Cela dit, je ne suis pas super emballé par l'idée de changer de look. Je me dis que la mode des fringues moulantes genre métrosexuel mettrait un peu trop en valeur la bedaine naissante que j'ai tant de mal à entretenir. Exit le changement physique, il me faut autre chose.
Expérience.



Finalement, le changement de look n'est ni plus ni moins qu'un changement superficiel.
Slip ou caleçon, finalement, quelle importance? Non, un vrai changement consisterait à un vrai déracinement. Un peu comme si on mettait un cocotier en Antarctique, ou Stallone dans un film de Max Pécas.
Cet été donc, je change d'apartement, je change de département, je change de ville. Je déménage, quoi.



      Comme dans toutes les mutations, on éprouve toujours beaucoup de douleur. Un peu comme Bruce Banner hurlant quand il se transforme en Hulk.
La douleur d'un déménagement est avant tout une douleur psychologique, sentimentale. On range un à un nos dvds, nos cds, nos livres, enfin toute cette montagne de trucs qu'on amasse au cours d'une vie. On constate avec tristesse que toute notre vie tient dans un malheureux carton piqué à l'arrière d'un Lidl. On retrouve toutes ces petites babioles inutiles mais tellement chargées d'ineffables émotions: généralement, on leur consacre un carton à part, le carton "Divers".



      Dans un second temps, le déménagement est aussi une douleur physique.
Finalement, on se dit qu'on aurait du prendre plus de cartons. On prend conscience de notre bêtise en constatant (trop tard) que chaque carton de bouquins, de dvds, de cds pèse 89 kg.

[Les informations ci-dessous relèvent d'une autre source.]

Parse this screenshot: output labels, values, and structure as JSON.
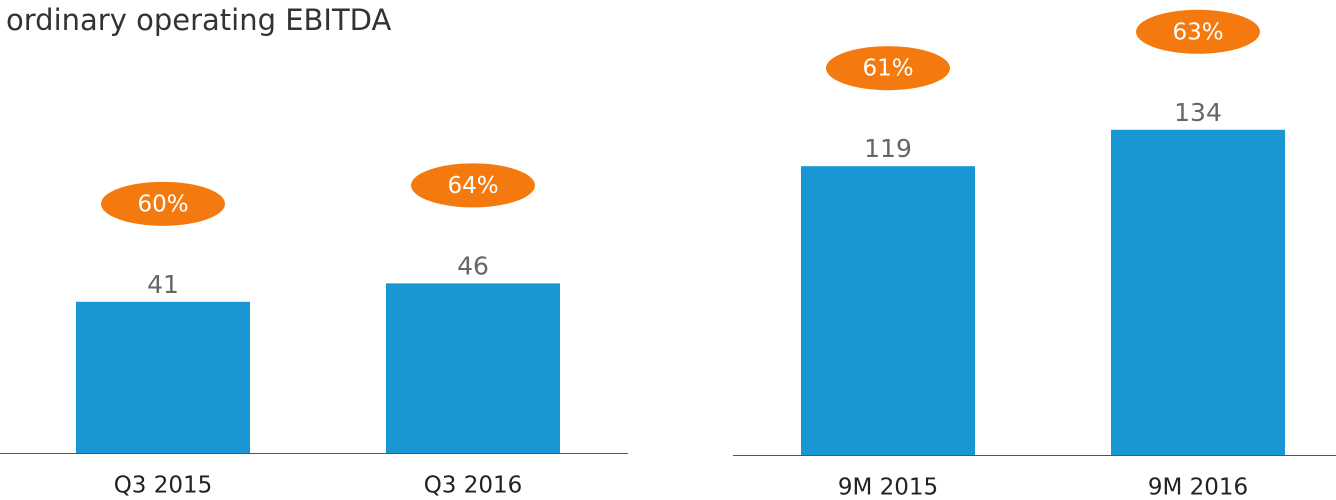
{
  "title": "ordinary operating EBITDA",
  "chart_data": [
    {
      "type": "bar",
      "categories": [
        "Q3 2015",
        "Q3 2016"
      ],
      "values": [
        41,
        46
      ],
      "margins": [
        60,
        64
      ],
      "margin_labels": [
        "60%",
        "64%"
      ],
      "color": "#1a96d4",
      "margin_color": "#f47a0f",
      "ylim": [
        0,
        112
      ]
    },
    {
      "type": "bar",
      "categories": [
        "9M 2015",
        "9M 2016"
      ],
      "values": [
        119,
        134
      ],
      "margins": [
        61,
        63
      ],
      "margin_labels": [
        "61%",
        "63%"
      ],
      "color": "#1a96d4",
      "margin_color": "#f47a0f",
      "ylim": [
        0,
        171
      ]
    }
  ]
}
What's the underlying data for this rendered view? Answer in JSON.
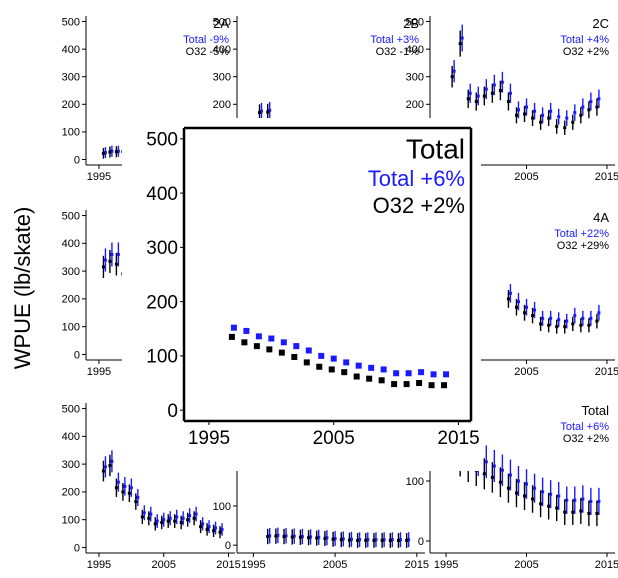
{
  "ylabel": "WPUE (lb/skate)",
  "colors": {
    "total": "#1a1aff",
    "o32": "#000000"
  },
  "chart_data": [
    {
      "type": "scatter",
      "title": "2A",
      "xlim": [
        1993,
        2016
      ],
      "ylim": [
        -20,
        520
      ],
      "yticks": [
        0,
        100,
        200,
        300,
        400,
        500
      ],
      "xticks": [
        1995
      ],
      "legend": {
        "total": "Total -9%",
        "o32": "O32 -5%"
      },
      "series": [
        {
          "name": "Total",
          "x": [
            1996,
            1997,
            1998,
            1999,
            2000
          ],
          "y": [
            25,
            30,
            30,
            32,
            32
          ]
        },
        {
          "name": "O32",
          "x": [
            1996,
            1997,
            1998,
            1999,
            2000
          ],
          "y": [
            22,
            27,
            28,
            29,
            30
          ]
        }
      ]
    },
    {
      "type": "scatter",
      "title": "2B",
      "xlim": [
        1993,
        2016
      ],
      "ylim": [
        -20,
        520
      ],
      "yticks": [
        0,
        100,
        200,
        300,
        400,
        500
      ],
      "xticks": [],
      "legend": {
        "total": "Total +3%",
        "o32": "O32 -1%"
      },
      "series": [
        {
          "name": "Total",
          "x": [
            1996,
            1997
          ],
          "y": [
            175,
            178
          ]
        },
        {
          "name": "O32",
          "x": [
            1996,
            1997
          ],
          "y": [
            170,
            172
          ]
        }
      ]
    },
    {
      "type": "scatter",
      "title": "2C",
      "xlim": [
        1993,
        2016
      ],
      "ylim": [
        -20,
        520
      ],
      "yticks": [
        0,
        100,
        200,
        300,
        400,
        500
      ],
      "xticks": [
        2005,
        2015
      ],
      "legend": {
        "total": "Total +4%",
        "o32": "O32 +2%"
      },
      "series": [
        {
          "name": "Total",
          "x": [
            1996,
            1997,
            1998,
            1999,
            2000,
            2001,
            2002,
            2003,
            2004,
            2005,
            2006,
            2007,
            2008,
            2009,
            2010,
            2011,
            2012,
            2013,
            2014
          ],
          "y": [
            320,
            440,
            240,
            230,
            255,
            270,
            280,
            240,
            180,
            190,
            175,
            160,
            175,
            155,
            150,
            170,
            190,
            210,
            220
          ]
        },
        {
          "name": "O32",
          "x": [
            1996,
            1997,
            1998,
            1999,
            2000,
            2001,
            2002,
            2003,
            2004,
            2005,
            2006,
            2007,
            2008,
            2009,
            2010,
            2011,
            2012,
            2013,
            2014
          ],
          "y": [
            300,
            420,
            220,
            210,
            230,
            240,
            250,
            210,
            160,
            165,
            150,
            135,
            150,
            120,
            115,
            135,
            160,
            180,
            190
          ]
        }
      ]
    },
    {
      "type": "scatter",
      "title": "",
      "xlim": [
        1993,
        2016
      ],
      "ylim": [
        -20,
        520
      ],
      "yticks": [
        0,
        100,
        200,
        300,
        400,
        500
      ],
      "xticks": [
        1995
      ],
      "legend": null,
      "series": [
        {
          "name": "Total",
          "x": [
            1996,
            1997,
            1998,
            1999,
            2000
          ],
          "y": [
            340,
            360,
            360,
            320,
            280
          ]
        },
        {
          "name": "O32",
          "x": [
            1996,
            1997,
            1998,
            1999,
            2000
          ],
          "y": [
            315,
            335,
            325,
            290,
            245
          ]
        }
      ]
    },
    {
      "type": "scatter",
      "title": "4A",
      "xlim": [
        1993,
        2016
      ],
      "ylim": [
        -20,
        520
      ],
      "yticks": [
        0,
        100,
        200,
        300,
        400,
        500
      ],
      "xticks": [
        2005,
        2015
      ],
      "legend": {
        "total": "Total +22%",
        "o32": "O32 +29%"
      },
      "series": [
        {
          "name": "Total",
          "x": [
            2003,
            2004,
            2005,
            2006,
            2007,
            2008,
            2009,
            2010,
            2011,
            2012,
            2013,
            2014
          ],
          "y": [
            220,
            190,
            170,
            160,
            130,
            130,
            125,
            120,
            140,
            130,
            130,
            150
          ]
        },
        {
          "name": "O32",
          "x": [
            2003,
            2004,
            2005,
            2006,
            2007,
            2008,
            2009,
            2010,
            2011,
            2012,
            2013,
            2014
          ],
          "y": [
            200,
            170,
            150,
            140,
            110,
            105,
            100,
            100,
            110,
            105,
            105,
            120
          ]
        }
      ]
    },
    {
      "type": "scatter",
      "title": "",
      "xlim": [
        1993,
        2016
      ],
      "ylim": [
        -20,
        520
      ],
      "yticks": [
        0,
        100,
        200,
        300,
        400,
        500
      ],
      "xticks": [
        1995,
        2005,
        2015
      ],
      "legend": null,
      "series": [
        {
          "name": "Total",
          "x": [
            1996,
            1997,
            1998,
            1999,
            2000,
            2001,
            2002,
            2003,
            2004,
            2005,
            2006,
            2007,
            2008,
            2009,
            2010,
            2011,
            2012,
            2013,
            2014
          ],
          "y": [
            290,
            310,
            235,
            220,
            215,
            180,
            125,
            120,
            95,
            100,
            105,
            110,
            105,
            115,
            120,
            85,
            75,
            70,
            65
          ]
        },
        {
          "name": "O32",
          "x": [
            1996,
            1997,
            1998,
            1999,
            2000,
            2001,
            2002,
            2003,
            2004,
            2005,
            2006,
            2007,
            2008,
            2009,
            2010,
            2011,
            2012,
            2013,
            2014
          ],
          "y": [
            275,
            295,
            215,
            200,
            195,
            165,
            110,
            105,
            85,
            90,
            95,
            95,
            90,
            100,
            105,
            75,
            65,
            60,
            55
          ]
        }
      ]
    },
    {
      "type": "scatter",
      "title": "",
      "xlim": [
        1993,
        2016
      ],
      "ylim": [
        -20,
        230
      ],
      "yticks": [
        0,
        100,
        200
      ],
      "xticks": [
        1995,
        2005,
        2015
      ],
      "legend": null,
      "series": [
        {
          "name": "Total",
          "x": [
            1997,
            1998,
            1999,
            2000,
            2001,
            2002,
            2003,
            2004,
            2005,
            2006,
            2007,
            2008,
            2009,
            2010,
            2011,
            2012,
            2013,
            2014
          ],
          "y": [
            24,
            25,
            24,
            23,
            22,
            21,
            20,
            19,
            17,
            16,
            15,
            14,
            14,
            14,
            14,
            14,
            14,
            14
          ]
        },
        {
          "name": "O32",
          "x": [
            1997,
            1998,
            1999,
            2000,
            2001,
            2002,
            2003,
            2004,
            2005,
            2006,
            2007,
            2008,
            2009,
            2010,
            2011,
            2012,
            2013,
            2014
          ],
          "y": [
            22,
            23,
            22,
            21,
            20,
            19,
            18,
            17,
            15,
            14,
            13,
            12,
            12,
            12,
            12,
            12,
            12,
            12
          ]
        }
      ]
    },
    {
      "type": "scatter",
      "title": "Total",
      "xlim": [
        1993,
        2016
      ],
      "ylim": [
        -20,
        230
      ],
      "yticks": [
        0,
        100,
        200
      ],
      "xticks": [
        1995,
        2005,
        2015
      ],
      "legend": {
        "total": "Total +6%",
        "o32": "O32 +2%"
      },
      "series": [
        {
          "name": "Total",
          "x": [
            1997,
            1998,
            1999,
            2000,
            2001,
            2002,
            2003,
            2004,
            2005,
            2006,
            2007,
            2008,
            2009,
            2010,
            2011,
            2012,
            2013,
            2014
          ],
          "y": [
            152,
            146,
            136,
            132,
            125,
            118,
            110,
            100,
            95,
            88,
            82,
            78,
            75,
            68,
            68,
            70,
            66,
            66
          ]
        },
        {
          "name": "O32",
          "x": [
            1997,
            1998,
            1999,
            2000,
            2001,
            2002,
            2003,
            2004,
            2005,
            2006,
            2007,
            2008,
            2009,
            2010,
            2011,
            2012,
            2013,
            2014
          ],
          "y": [
            135,
            125,
            118,
            112,
            106,
            98,
            88,
            80,
            75,
            70,
            62,
            58,
            55,
            48,
            48,
            50,
            46,
            46
          ]
        }
      ]
    },
    {
      "type": "scatter",
      "title": "Total",
      "xlim": [
        1993,
        2016
      ],
      "ylim": [
        -20,
        520
      ],
      "yticks": [
        0,
        100,
        200,
        300,
        400,
        500
      ],
      "xticks": [
        1995,
        2005,
        2015
      ],
      "legend": {
        "total": "Total +6%",
        "o32": "O32 +2%"
      },
      "series": [
        {
          "name": "Total",
          "x": [
            1997,
            1998,
            1999,
            2000,
            2001,
            2002,
            2003,
            2004,
            2005,
            2006,
            2007,
            2008,
            2009,
            2010,
            2011,
            2012,
            2013,
            2014
          ],
          "y": [
            152,
            146,
            136,
            132,
            125,
            118,
            110,
            100,
            95,
            88,
            82,
            78,
            75,
            68,
            68,
            70,
            66,
            66
          ]
        },
        {
          "name": "O32",
          "x": [
            1997,
            1998,
            1999,
            2000,
            2001,
            2002,
            2003,
            2004,
            2005,
            2006,
            2007,
            2008,
            2009,
            2010,
            2011,
            2012,
            2013,
            2014
          ],
          "y": [
            135,
            125,
            118,
            112,
            106,
            98,
            88,
            80,
            75,
            70,
            62,
            58,
            55,
            48,
            48,
            50,
            46,
            46
          ]
        }
      ]
    }
  ]
}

On se dit qu'en fait, faire quatre cartons de 20 kg aurait été plus judicieux. 
Quand on habite dans un immeuble à étages, on s'aperçoit aussi qu'il y a plus dur que de monter les escaliers tout bourré tout content à 6h du matin: les descendre avec la gueule de bois et chargé comme une mule à 8h. Tant qu'à être dans la souffrance...



     Une fois la voiture chargée et le lit attelé à l'arrache sur le toit, on fait vraiment face au déchirement. Comme un signe de la vie, qui veut vraiment nous faire comprendre l'ampleur du changement, on fait du 80 km/h sur l'autoroute du retour. Bon, si on roule si lentement, c'est parce que d'une main on retient le matelas sur le toit, qui à peine le péage passé présente quelques approximations quant à sa fixation. Mais en fait, on roule lentement pour nous laisser le temps d'apprécier une dernière fois le paysage.
Si les pélerins étaient en scooters, ce serait beaucoup moins puissant, glamour et chargé d'émotions.



Je ne crois pas à la théorie de l'Adieu. Personne ne quitte jamais personne ni quelque chose. Donc, pour me montrer que j'ai raison, je vais continuer à habiter mon appartement vide pendant quelques jours, sans bouquins, sans dvds, sans cds, sans lit, sans ventilateur.
 On verra bien qui c'est qui fait l'malin.
Avec un peu de chance, j'arriverais à le maudire, ce qui rendra mon départ moins douloureux.